The point is that you already assume there is some set theory in play when you talk about second-order logic.

In other words, you use first-order set theory to talk about second-order "everyday theories" like the natural numbers, etc.

Different models of $\sf ZFC$ can have wildly different sets which they regard as "the true $\Bbb N$". If $M$ is a model of $\sf ZFC$, then there are $M_0$ and $M_1$ which are elementary equivalent to $M$, but $M_0$ is countable, and therefore has only countably many "natural number objects", whereas $M_1$ is such that it has uncountably many "natural number objects". Certainly these are not isomorphic, even though the models themselves pretty much agree on "how things should look like".

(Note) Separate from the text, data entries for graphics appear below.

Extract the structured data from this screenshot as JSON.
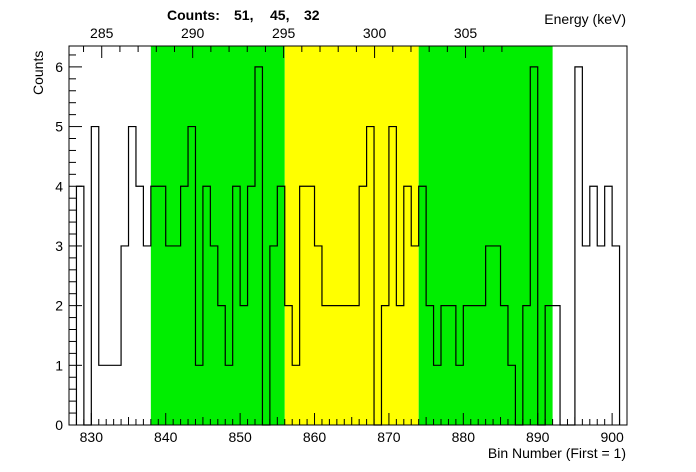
{
  "chart_data": {
    "type": "histogram",
    "header": {
      "counts_label": "Counts:",
      "counts": [
        "51,",
        "45,",
        "32"
      ]
    },
    "ylabel": "Counts",
    "xlabel_bottom": "Bin Number (First = 1)",
    "xlabel_top": "Energy (keV)",
    "xlim": [
      827,
      902
    ],
    "ylim": [
      0,
      6.35
    ],
    "bin_start": 828,
    "values": [
      4,
      0,
      5,
      1,
      1,
      1,
      3,
      5,
      4,
      3,
      4,
      4,
      3,
      3,
      4,
      5,
      1,
      4,
      3,
      2,
      1,
      4,
      2,
      4,
      6,
      0,
      3,
      4,
      2,
      1,
      4,
      4,
      3,
      2,
      2,
      2,
      2,
      2,
      4,
      5,
      0,
      2,
      5,
      2,
      4,
      3,
      4,
      2,
      1,
      2,
      2,
      1,
      2,
      2,
      2,
      3,
      3,
      2,
      1,
      0,
      2,
      6,
      0,
      2,
      2,
      0,
      0,
      6,
      3,
      4,
      3,
      4,
      3
    ],
    "bands": [
      {
        "from": 838,
        "to": 856,
        "color": "#00ee00"
      },
      {
        "from": 856,
        "to": 874,
        "color": "#ffff00"
      },
      {
        "from": 874,
        "to": 892,
        "color": "#00ee00"
      }
    ],
    "x_ticks": [
      {
        "value": 830,
        "label": "830"
      },
      {
        "value": 840,
        "label": "840"
      },
      {
        "value": 850,
        "label": "850"
      },
      {
        "value": 860,
        "label": "860"
      },
      {
        "value": 870,
        "label": "870"
      },
      {
        "value": 880,
        "label": "880"
      },
      {
        "value": 890,
        "label": "890"
      },
      {
        "value": 900,
        "label": "900"
      }
    ],
    "y_ticks": [
      {
        "value": 0,
        "label": "0"
      },
      {
        "value": 1,
        "label": "1"
      },
      {
        "value": 2,
        "label": "2"
      },
      {
        "value": 3,
        "label": "3"
      },
      {
        "value": 4,
        "label": "4"
      },
      {
        "value": 5,
        "label": "5"
      },
      {
        "value": 6,
        "label": "6"
      }
    ],
    "top_ticks": [
      {
        "value": 285,
        "label": "285"
      },
      {
        "value": 290,
        "label": "290"
      },
      {
        "value": 295,
        "label": "295"
      },
      {
        "value": 300,
        "label": "300"
      },
      {
        "value": 305,
        "label": "305"
      }
    ],
    "energy_calibration": {
      "bin_ref": 838,
      "energy_ref": 287.7,
      "kev_per_bin": 0.409
    }
  }
}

So yeah, what we actually have is that first-order $\sf ZFC$ proves that the second-order theories of $\Bbb N$ etc. are categorical. Or, if you will, inside a fixed universe of set theory, $\Bbb N$ has a categorical second-order theory. But moving to a different universe might produce you with different theories and different models.

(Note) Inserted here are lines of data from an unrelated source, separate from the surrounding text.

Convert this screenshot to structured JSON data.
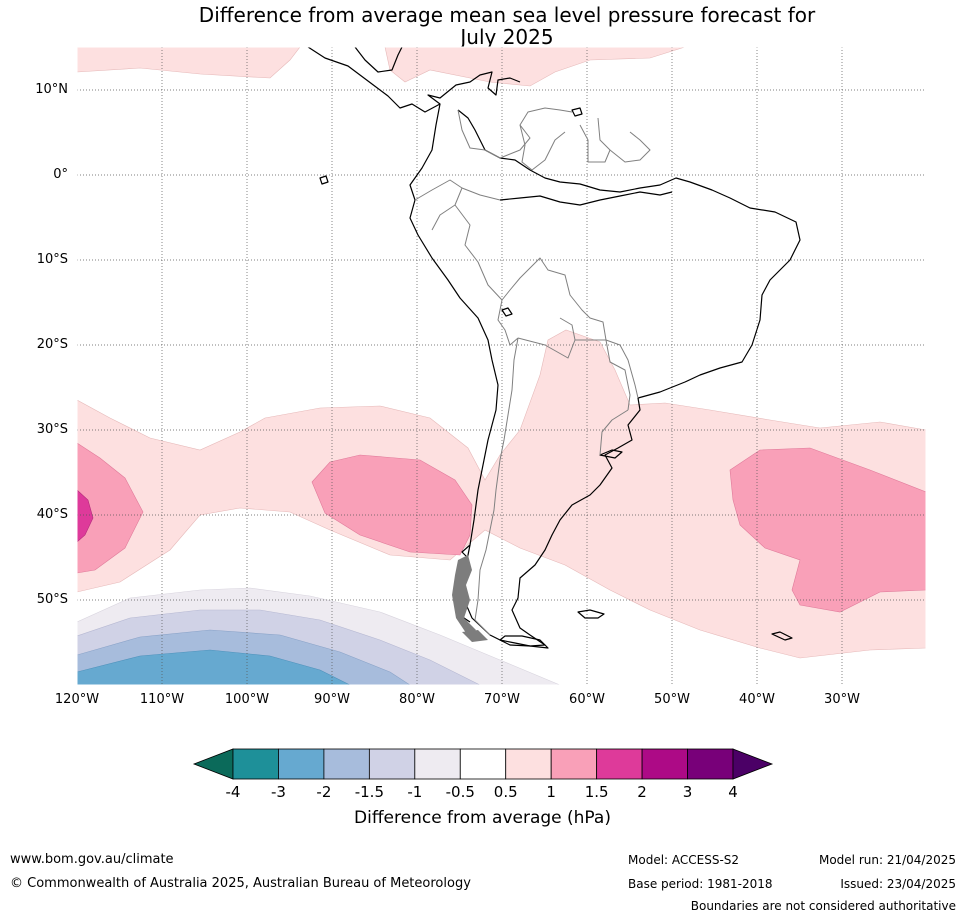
{
  "title_line1": "Difference from average mean sea level pressure forecast for",
  "title_line2": "July 2025",
  "lat_labels": [
    "10°N",
    "0°",
    "10°S",
    "20°S",
    "30°S",
    "40°S",
    "50°S"
  ],
  "lon_labels": [
    "120°W",
    "110°W",
    "100°W",
    "90°W",
    "80°W",
    "70°W",
    "60°W",
    "50°W",
    "40°W",
    "30°W"
  ],
  "colorbar": {
    "title": "Difference from average (hPa)",
    "ticks": [
      "-4",
      "-3",
      "-2",
      "-1.5",
      "-1",
      "-0.5",
      "0.5",
      "1",
      "1.5",
      "2",
      "3",
      "4"
    ],
    "colors": [
      "#1e9099",
      "#66a9d0",
      "#a7bcdc",
      "#d0d2e6",
      "#eeebf1",
      "#ffffff",
      "#fde0e0",
      "#f9a0b8",
      "#de3a9a",
      "#ad0a86",
      "#780079"
    ],
    "under_color": "#0b6a5a",
    "over_color": "#4b0066"
  },
  "footer": {
    "url": "www.bom.gov.au/climate",
    "copyright": "© Commonwealth of Australia 2025, Australian Bureau of Meteorology",
    "model": "Model: ACCESS-S2",
    "base_period": "Base period: 1981-2018",
    "model_run": "Model run: 21/04/2025",
    "issued": "Issued: 23/04/2025",
    "disclaimer": "Boundaries are not considered authoritative"
  }
}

To supplement Asaf's answer, let me observe that there are natural second-order theories whose categoricity is undecidable in ZFC. Specifically, let's take second-order ZFC ("ZFC$_2$") itself!

It's easy to show in ZFC that any set-sized model of ZFC$_2$ (yes, models are required to be sets already, so this is redundant; but it's worth mentioning explicitly since we do sometimes care about class-sized "models," and when working with second-order logic is often such a time) is (up to isomorphism) of the form $(V_\alpha,\in)$ for $\alpha$ a strongly inaccessible cardinal. This tells us:

  • It is consistent with ZFC that ZFC$_2$ has no (set-sized) models. This nonexistence statement is just "There is no strongly inaccessible cardinal."

  • Now make the mild (hehe) assumption that ZFC + "There is exactly one inaccessible" and ZFC + "There are two inaccessibles" are each consistent (obviously the second implies the first, so this is a bit redundant, but what the hey). Then the former proves that ZFC$_2$ has a set-sized model and is in fact categorical, while the latter proves that ZFC$_2$ is not categorical.

The moral I'm trying to get at here is that second-order categoricity (and satisfiability) claims can't be made on their own; we really need a background universe of sets. Of course, every logic has some sort of set-ish commitment, but with second-order logic the overhead is just ridiculous.